The move is one of anticipation, Greenberg explained. Chubb doesn’t see the trends it’s using right now, but has increased its loss expense trends “in anticipation of the future as the insurance business is classically lagging.”
“Instead of being left behind and getting caught, we’ve all been through this a number of times in periods of inflation. So it’s to anticipate ahead,” Greenberg told analysts.
He said no factor, such as medical inflation or social inflation, is of particular concern to him.
“There are no areas that worry me. I don’t think so. We’re just vigilant about everything,” Greenberg said.
He said the overall pricing environment has become more competitive, especially for some accident classes, but for the most part, the market is maintaining discipline. Greenberg said that “companies want to grow in an environment that is adequately judged,” but most are “rational” with pricing.

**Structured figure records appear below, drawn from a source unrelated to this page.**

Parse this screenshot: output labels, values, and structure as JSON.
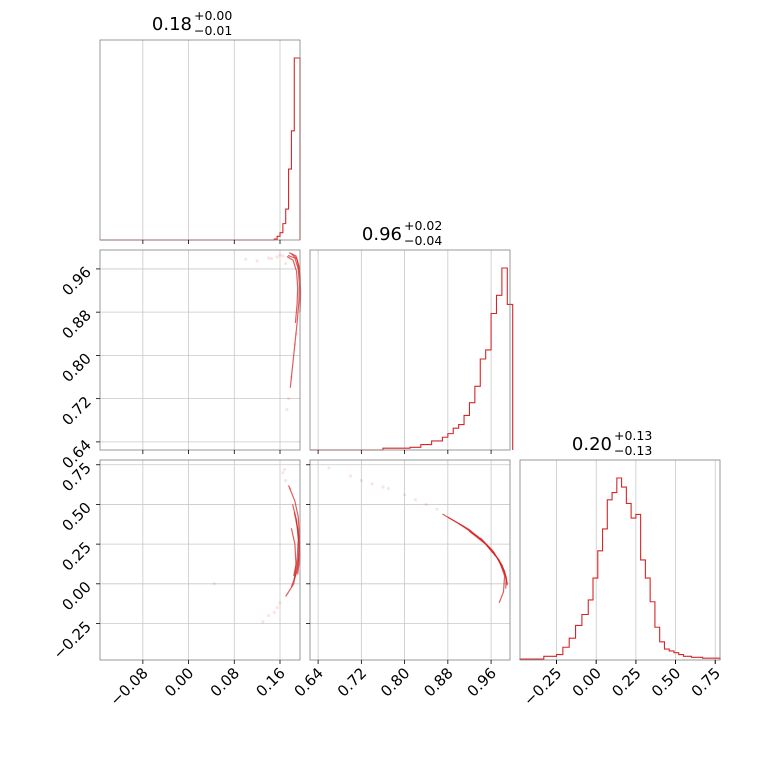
{
  "chart_data": {
    "type": "corner",
    "parameters": [
      {
        "median": "0.18",
        "upper": "+0.00",
        "lower": "−0.01",
        "range": [
          -0.155,
          0.195
        ],
        "ticks": [
          -0.08,
          0.0,
          0.08,
          0.16
        ],
        "tick_labels": [
          "−0.08",
          "0.00",
          "0.08",
          "0.16"
        ],
        "hist": {
          "edges": [
            0.15,
            0.155,
            0.16,
            0.165,
            0.17,
            0.175,
            0.18,
            0.185,
            0.19,
            0.195
          ],
          "counts": [
            0.005,
            0.02,
            0.04,
            0.09,
            0.17,
            0.39,
            0.6,
            1.0,
            1.0
          ]
        }
      },
      {
        "median": "0.96",
        "upper": "+0.02",
        "lower": "−0.04",
        "range": [
          0.625,
          0.995
        ],
        "ticks": [
          0.64,
          0.72,
          0.8,
          0.88,
          0.96
        ],
        "tick_labels": [
          "0.64",
          "0.72",
          "0.80",
          "0.88",
          "0.96"
        ],
        "hist": {
          "edges": [
            0.76,
            0.79,
            0.81,
            0.83,
            0.85,
            0.87,
            0.88,
            0.89,
            0.9,
            0.91,
            0.92,
            0.93,
            0.94,
            0.95,
            0.96,
            0.97,
            0.98,
            0.99,
            1.0
          ],
          "counts": [
            0.01,
            0.01,
            0.015,
            0.03,
            0.05,
            0.07,
            0.09,
            0.12,
            0.14,
            0.19,
            0.26,
            0.35,
            0.5,
            0.55,
            0.75,
            0.85,
            1.0,
            0.8
          ]
        }
      },
      {
        "median": "0.20",
        "upper": "+0.13",
        "lower": "−0.13",
        "range": [
          -0.48,
          0.78
        ],
        "ticks": [
          -0.25,
          0.0,
          0.25,
          0.5,
          0.75
        ],
        "tick_labels": [
          "−0.25",
          "0.00",
          "0.25",
          "0.50",
          "0.75"
        ],
        "hist": {
          "edges": [
            -0.48,
            -0.33,
            -0.25,
            -0.21,
            -0.17,
            -0.13,
            -0.09,
            -0.05,
            -0.02,
            0.01,
            0.04,
            0.07,
            0.1,
            0.13,
            0.16,
            0.19,
            0.22,
            0.25,
            0.28,
            0.31,
            0.34,
            0.37,
            0.4,
            0.43,
            0.46,
            0.49,
            0.52,
            0.55,
            0.6,
            0.67,
            0.78
          ],
          "counts": [
            0.005,
            0.02,
            0.03,
            0.07,
            0.12,
            0.19,
            0.25,
            0.33,
            0.45,
            0.6,
            0.72,
            0.88,
            0.92,
            1.0,
            0.95,
            0.86,
            0.78,
            0.8,
            0.55,
            0.45,
            0.32,
            0.18,
            0.1,
            0.06,
            0.05,
            0.04,
            0.03,
            0.02,
            0.015,
            0.01
          ]
        }
      }
    ],
    "pairs": [
      {
        "x_param": 0,
        "y_param": 1,
        "curves": [
          [
            [
              0.174,
              0.985
            ],
            [
              0.186,
              0.98
            ],
            [
              0.192,
              0.96
            ],
            [
              0.194,
              0.93
            ],
            [
              0.193,
              0.9
            ],
            [
              0.19,
              0.86
            ],
            [
              0.184,
              0.8
            ],
            [
              0.178,
              0.74
            ]
          ],
          [
            [
              0.172,
              0.983
            ],
            [
              0.183,
              0.976
            ],
            [
              0.189,
              0.955
            ],
            [
              0.191,
              0.925
            ],
            [
              0.19,
              0.895
            ],
            [
              0.187,
              0.86
            ]
          ],
          [
            [
              0.18,
              0.988
            ],
            [
              0.19,
              0.978
            ],
            [
              0.195,
              0.95
            ],
            [
              0.196,
              0.915
            ],
            [
              0.195,
              0.88
            ]
          ],
          [
            [
              0.176,
              0.99
            ],
            [
              0.188,
              0.984
            ],
            [
              0.193,
              0.965
            ],
            [
              0.195,
              0.94
            ]
          ]
        ],
        "scatter": [
          [
            0.14,
            0.98
          ],
          [
            0.155,
            0.982
          ],
          [
            0.12,
            0.975
          ],
          [
            0.1,
            0.978
          ],
          [
            0.165,
            0.984
          ],
          [
            0.17,
            0.97
          ],
          [
            0.175,
            0.72
          ],
          [
            0.172,
            0.7
          ],
          [
            0.18,
            0.76
          ],
          [
            0.186,
            0.82
          ],
          [
            0.188,
            0.84
          ],
          [
            0.16,
            0.986
          ],
          [
            0.145,
            0.979
          ]
        ]
      },
      {
        "x_param": 0,
        "y_param": 2,
        "curves": [
          [
            [
              0.175,
              0.62
            ],
            [
              0.186,
              0.52
            ],
            [
              0.192,
              0.42
            ],
            [
              0.194,
              0.3
            ],
            [
              0.192,
              0.15
            ],
            [
              0.184,
              0.0
            ],
            [
              0.17,
              -0.08
            ]
          ],
          [
            [
              0.182,
              0.5
            ],
            [
              0.189,
              0.4
            ],
            [
              0.192,
              0.28
            ],
            [
              0.19,
              0.15
            ],
            [
              0.184,
              0.05
            ]
          ],
          [
            [
              0.185,
              0.45
            ],
            [
              0.191,
              0.35
            ],
            [
              0.194,
              0.2
            ],
            [
              0.19,
              0.08
            ],
            [
              0.18,
              -0.02
            ]
          ],
          [
            [
              0.188,
              0.4
            ],
            [
              0.193,
              0.3
            ],
            [
              0.195,
              0.18
            ],
            [
              0.191,
              0.06
            ]
          ],
          [
            [
              0.18,
              0.35
            ],
            [
              0.186,
              0.25
            ],
            [
              0.188,
              0.12
            ],
            [
              0.185,
              0.03
            ]
          ]
        ],
        "scatter": [
          [
            0.165,
            0.7
          ],
          [
            0.17,
            0.65
          ],
          [
            0.16,
            -0.12
          ],
          [
            0.15,
            -0.18
          ],
          [
            0.13,
            -0.24
          ],
          [
            0.045,
            0.0
          ],
          [
            0.178,
            0.6
          ],
          [
            0.168,
            0.72
          ],
          [
            0.155,
            -0.15
          ],
          [
            0.14,
            -0.2
          ]
        ]
      },
      {
        "x_param": 1,
        "y_param": 2,
        "curves": [
          [
            [
              0.88,
              0.42
            ],
            [
              0.92,
              0.34
            ],
            [
              0.95,
              0.25
            ],
            [
              0.975,
              0.15
            ],
            [
              0.985,
              0.05
            ],
            [
              0.983,
              -0.05
            ],
            [
              0.975,
              -0.12
            ]
          ],
          [
            [
              0.87,
              0.44
            ],
            [
              0.91,
              0.36
            ],
            [
              0.945,
              0.27
            ],
            [
              0.97,
              0.17
            ],
            [
              0.985,
              0.08
            ],
            [
              0.99,
              0.0
            ]
          ],
          [
            [
              0.9,
              0.38
            ],
            [
              0.935,
              0.3
            ],
            [
              0.96,
              0.22
            ],
            [
              0.98,
              0.12
            ],
            [
              0.988,
              0.04
            ],
            [
              0.987,
              -0.03
            ]
          ],
          [
            [
              0.92,
              0.33
            ],
            [
              0.95,
              0.25
            ],
            [
              0.972,
              0.16
            ],
            [
              0.986,
              0.06
            ],
            [
              0.99,
              -0.01
            ]
          ],
          [
            [
              0.94,
              0.29
            ],
            [
              0.965,
              0.2
            ],
            [
              0.982,
              0.1
            ],
            [
              0.989,
              0.02
            ]
          ]
        ],
        "scatter": [
          [
            0.66,
            0.73
          ],
          [
            0.7,
            0.68
          ],
          [
            0.74,
            0.63
          ],
          [
            0.77,
            0.6
          ],
          [
            0.8,
            0.56
          ],
          [
            0.82,
            0.53
          ],
          [
            0.84,
            0.5
          ],
          [
            0.72,
            0.65
          ],
          [
            0.76,
            0.61
          ],
          [
            0.86,
            0.47
          ]
        ]
      }
    ]
  }
}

“I expect this to continue, not only given the specter of loss-cost inflation, but also the presence of other risk exposures such as climate change, the war in Ukraine, the process environment, cyber and the total cost of reinsurance – many reminders to get paid for the insured exposure,” Greenberg said.
At Chubb, total rates on commercial lines in North America increased 7% in the second quarter, while total prices were up 10.5%. Rates for large accounts were up 8%, while prices were up 11.6%. Mid-market business rates were up nearly 7% and real estate was up 5%. In the homeowners’ sector, prices were up about 10% and the loss-cost trend is also at about 10%, Greenberg reported.